What else might be in that garage? Cars with salt film all over them? Batteries with acid fumes coming from them? Bag of salt for drive and walks with calcium cloride added for low temp? Fertilizer for the garden? I remember having some tools immersed is sea water and no matter how many times they were rinsed with fresh water the rusting continued.

Man, oh, man, ain't THAT the trooth! Hands got ahead of brains cleaning sumthin with the TINIEST amount of Muriatic acid INSIDE the shop!

"Hydronium Ions" recalled too damned LATE outta Jr HS through University chemistry courses I had been rather fond of "reached out and touched" anything remotely rust-capable in the whole damned space same day to within 24 hours and..

"curses, self-shagged. Yet again!"

:(

Acids, Ammonia, salts, caustics and such concentrated bad-news were exiled to an outdoor hooch soon after to at least REMIND my daffy-ass WTF it WAS being dealt with that hour off the back of the inconvenience of going after it - then rigging a safer place to USE it.

Flammables got a place of their outdoors-own, too - same as in the Army where as a MINIMUM, we'd dig a hole, lay a steel wall-locker on its back into a "grave" as "paint locker". Didn't so much "prevent" any possible fire. Sure as s*** put it where we could control one better than if under the clothing and matresses of a coupla dozen snoring GI's.

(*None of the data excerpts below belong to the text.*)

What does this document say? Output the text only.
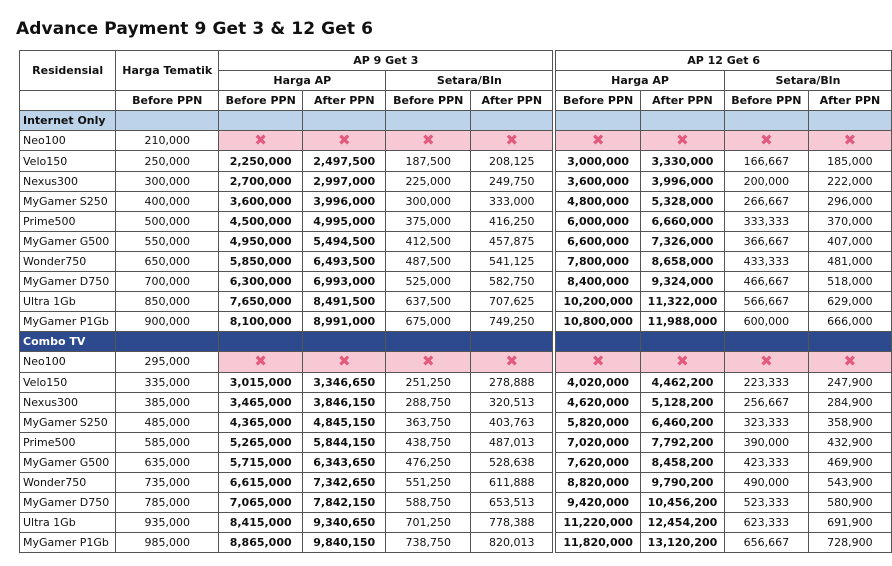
Advance Payment 9 Get 3 & 12 Get 6
Residensial	Harga Tematik	AP 9 Get 3					AP 12 Get 6			
		Harga AP		Setara/Bln			Harga AP		Setara/Bln	
	Before PPN	Before PPN	After PPN	Before PPN	After PPN		Before PPN	After PPN	Before PPN	After PPN
Internet Only										
Neo100	210,000	✖	✖	✖	✖		✖	✖	✖	✖
Velo150	250,000	2,250,000	2,497,500	187,500	208,125		3,000,000	3,330,000	166,667	185,000
Nexus300	300,000	2,700,000	2,997,000	225,000	249,750		3,600,000	3,996,000	200,000	222,000
MyGamer S250	400,000	3,600,000	3,996,000	300,000	333,000		4,800,000	5,328,000	266,667	296,000
Prime500	500,000	4,500,000	4,995,000	375,000	416,250		6,000,000	6,660,000	333,333	370,000
MyGamer G500	550,000	4,950,000	5,494,500	412,500	457,875		6,600,000	7,326,000	366,667	407,000
Wonder750	650,000	5,850,000	6,493,500	487,500	541,125		7,800,000	8,658,000	433,333	481,000
MyGamer D750	700,000	6,300,000	6,993,000	525,000	582,750		8,400,000	9,324,000	466,667	518,000
Ultra 1Gb	850,000	7,650,000	8,491,500	637,500	707,625		10,200,000	11,322,000	566,667	629,000
MyGamer P1Gb	900,000	8,100,000	8,991,000	675,000	749,250		10,800,000	11,988,000	600,000	666,000
Combo TV										
Neo100	295,000	✖	✖	✖	✖		✖	✖	✖	✖
Velo150	335,000	3,015,000	3,346,650	251,250	278,888		4,020,000	4,462,200	223,333	247,900
Nexus300	385,000	3,465,000	3,846,150	288,750	320,513		4,620,000	5,128,200	256,667	284,900
MyGamer S250	485,000	4,365,000	4,845,150	363,750	403,763		5,820,000	6,460,200	323,333	358,900
Prime500	585,000	5,265,000	5,844,150	438,750	487,013		7,020,000	7,792,200	390,000	432,900
MyGamer G500	635,000	5,715,000	6,343,650	476,250	528,638		7,620,000	8,458,200	423,333	469,900
Wonder750	735,000	6,615,000	7,342,650	551,250	611,888		8,820,000	9,790,200	490,000	543,900
MyGamer D750	785,000	7,065,000	7,842,150	588,750	653,513		9,420,000	10,456,200	523,333	580,900
Ultra 1Gb	935,000	8,415,000	9,340,650	701,250	778,388		11,220,000	12,454,200	623,333	691,900
MyGamer P1Gb	985,000	8,865,000	9,840,150	738,750	820,013		11,820,000	13,120,200	656,667	728,900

Many a day, screwing your own convenience a "SMALL locker" rations-worth pays-off in avoiding BIGGER rations dealt outta the bottomless "hurt locker".
 
different rust preventative options

You might want to consider Dow-Corning Metal Protective Coating. I think you can buy it from MSC or other supply houses. We bought it in 12oz cans and used it on some EDM equipment and tooling items that were put in longer term storage. Attached is data sheet. Some stamping firms in the north used to coat $100k+ forming dies with stuff and store them outside.

Dow Metal Proactive Coating | Krayden

We were a very high volume screw machine and CNC shop with over 60 multi-spindle machines. For one customer we produced a lot of hydraulic cartridge valve bodies and inserts with very close tolerances and fine surface finishes. We machined in oil on both our screw machines and CNC milling machines. The steel parts did not like going from oil to water soluble etc. For packing and shipping, we originally put parts in heavy duty Rust-Veto product by Houghton. Good stuff, but dried to a hard waxy finish that was difficult to remove when customer had to plate. We eventually went to a mixture of mineral spirits (Varsol?) and automatic transmission fluid. The stuff worked great for our purposes, but it never really dried and the customer didn't care. We had to pack the items after dipped into special rust-preventative plastic bags (yellow tint in color) and then placed them into specially sized boxes. We shipped millions of pieces per year over a few different sizes.
 
I second the Fluid Film. It seeps into nooks and crannies and doesn't dry out. Also great for work leather boots and leather gloves.